A Day with Ben

596 68 20
                                    

Dalam waktu sedetik aku harus mikir keras. Di satu sisi, aku masih mau usaha sekeras mungkin supaya nggak pulang bareng Ben. Di sisi lain, justru sebaliknya.

"Cha, aku akan bikin kamu percaya lagi," ucap Ben penuh percaya diri. Melontarkan kalimat lain karena aku sama sekali nggak bereaksi dengan pernyataan sebelum ini.
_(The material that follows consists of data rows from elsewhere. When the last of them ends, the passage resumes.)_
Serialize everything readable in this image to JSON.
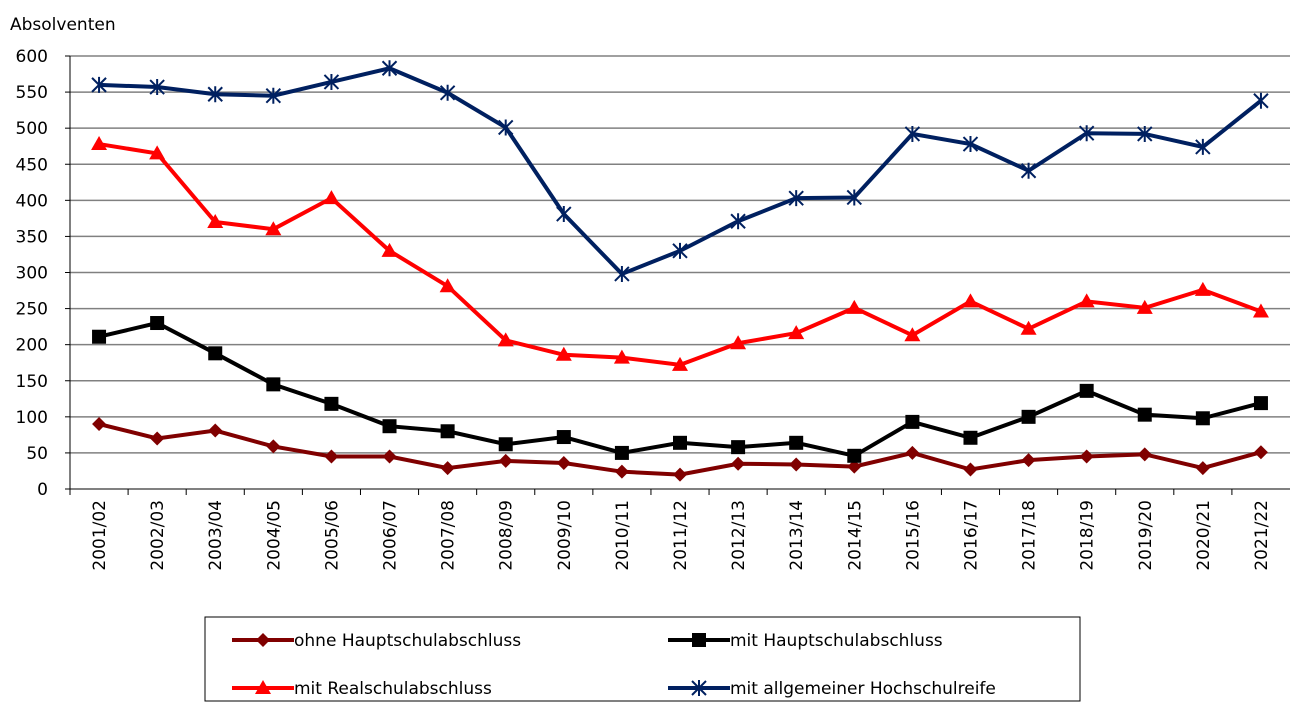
{
  "chart_data": {
    "type": "line",
    "y_label": "Absolventen",
    "categories": [
      "2001/02",
      "2002/03",
      "2003/04",
      "2004/05",
      "2005/06",
      "2006/07",
      "2007/08",
      "2008/09",
      "2009/10",
      "2010/11",
      "2011/12",
      "2012/13",
      "2013/14",
      "2014/15",
      "2015/16",
      "2016/17",
      "2017/18",
      "2018/19",
      "2019/20",
      "2020/21",
      "2021/22"
    ],
    "series": [
      {
        "name": "ohne Hauptschulabschluss",
        "color": "#800000",
        "marker": "diamond",
        "values": [
          90,
          70,
          81,
          59,
          45,
          45,
          29,
          39,
          36,
          24,
          20,
          35,
          34,
          31,
          50,
          27,
          40,
          45,
          48,
          29,
          51
        ]
      },
      {
        "name": "mit Hauptschulabschluss",
        "color": "#000000",
        "marker": "square",
        "values": [
          211,
          230,
          188,
          145,
          118,
          87,
          80,
          62,
          72,
          50,
          64,
          58,
          64,
          46,
          93,
          71,
          100,
          136,
          103,
          98,
          119
        ]
      },
      {
        "name": "mit Realschulabschluss",
        "color": "#ff0000",
        "marker": "triangle",
        "values": [
          478,
          465,
          370,
          360,
          403,
          330,
          281,
          206,
          186,
          182,
          172,
          202,
          216,
          251,
          213,
          260,
          222,
          260,
          251,
          276,
          246
        ]
      },
      {
        "name": "mit allgemeiner Hochschulreife",
        "color": "#002060",
        "marker": "asterisk",
        "values": [
          560,
          557,
          547,
          545,
          564,
          583,
          549,
          501,
          381,
          298,
          330,
          371,
          403,
          404,
          492,
          478,
          441,
          493,
          492,
          474,
          538
        ]
      }
    ],
    "ylim": [
      0,
      600
    ],
    "yticks": [
      0,
      50,
      100,
      150,
      200,
      250,
      300,
      350,
      400,
      450,
      500,
      550,
      600
    ],
    "grid": true
  }
}
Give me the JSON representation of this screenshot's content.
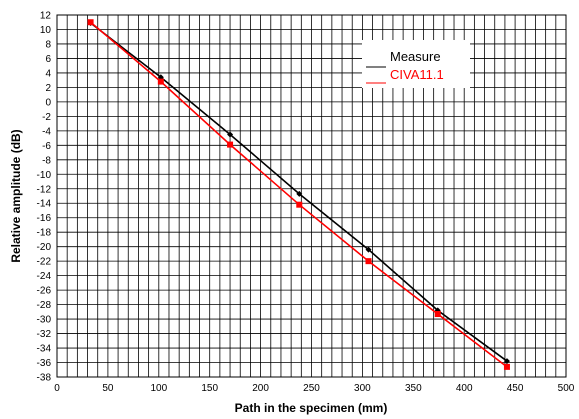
{
  "chart_data": {
    "type": "line",
    "title": "",
    "xlabel": "Path in the specimen (mm)",
    "ylabel": "Relative amplitude (dB)",
    "xlim": [
      0,
      500
    ],
    "ylim": [
      -38,
      12
    ],
    "xticks": [
      0,
      50,
      100,
      150,
      200,
      250,
      300,
      350,
      400,
      450,
      500
    ],
    "yticks": [
      12,
      10,
      8,
      6,
      4,
      2,
      0,
      -2,
      -4,
      -6,
      -8,
      -10,
      -12,
      -14,
      -16,
      -18,
      -20,
      -22,
      -24,
      -26,
      -28,
      -30,
      -32,
      -34,
      -36,
      -38
    ],
    "grid": true,
    "legend_position": "top-right",
    "series": [
      {
        "name": "Measure",
        "color": "#000000",
        "marker": "diamond",
        "x": [
          33,
          102,
          170,
          238,
          306,
          374,
          442
        ],
        "y": [
          10.9,
          3.4,
          -4.5,
          -12.7,
          -20.4,
          -28.8,
          -35.8
        ]
      },
      {
        "name": "CIVA11.1",
        "color": "#ff0000",
        "marker": "square",
        "x": [
          33,
          102,
          170,
          238,
          306,
          374,
          442
        ],
        "y": [
          11.0,
          2.8,
          -5.9,
          -14.2,
          -22.0,
          -29.3,
          -36.6
        ]
      }
    ]
  }
}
Aku menatapnya. Kalau dipikir pakai logika, harusnya aku nggak perlu peduli. Siapa yang nggak kecewa kalau tau dia yang selama ini ada dalam doa ternyata menyembunyikan fakta? Sekali pun alasannya baik, tapi tetap saja harusnya Ben nggak sampai hati melakukan semua hal sebelum ini. Dan harusnya aku langsung meninggalkan Ben setelah rahasia gelapnya terungkap. Tapi, setiap dia menatapku... rasanya aneh. Perasaanku padanya sama sekali nggak berubah. Akhirnya aku paham kalau cinta, memang nggak pernah masuk akal.

Sisa-sisa harga diriku masih ada. Sekalipun aku pulang sama Ben, sekali pun jantungku berdebar karena kehadirannya, aku... harus pura-pura nggak peduli.

"Yuk" Ben jalan ke arah lift.

"Mau kemana?" ucapku setelah berhasil mengejar Ben. Jalannya cepet juga.

"Ke atas"

"Ngapain?" dahiku mengerut.

"Nemenin kamu packing," Ben langsung masuk tepat sepersekian detik setelah pintu lift terbuka.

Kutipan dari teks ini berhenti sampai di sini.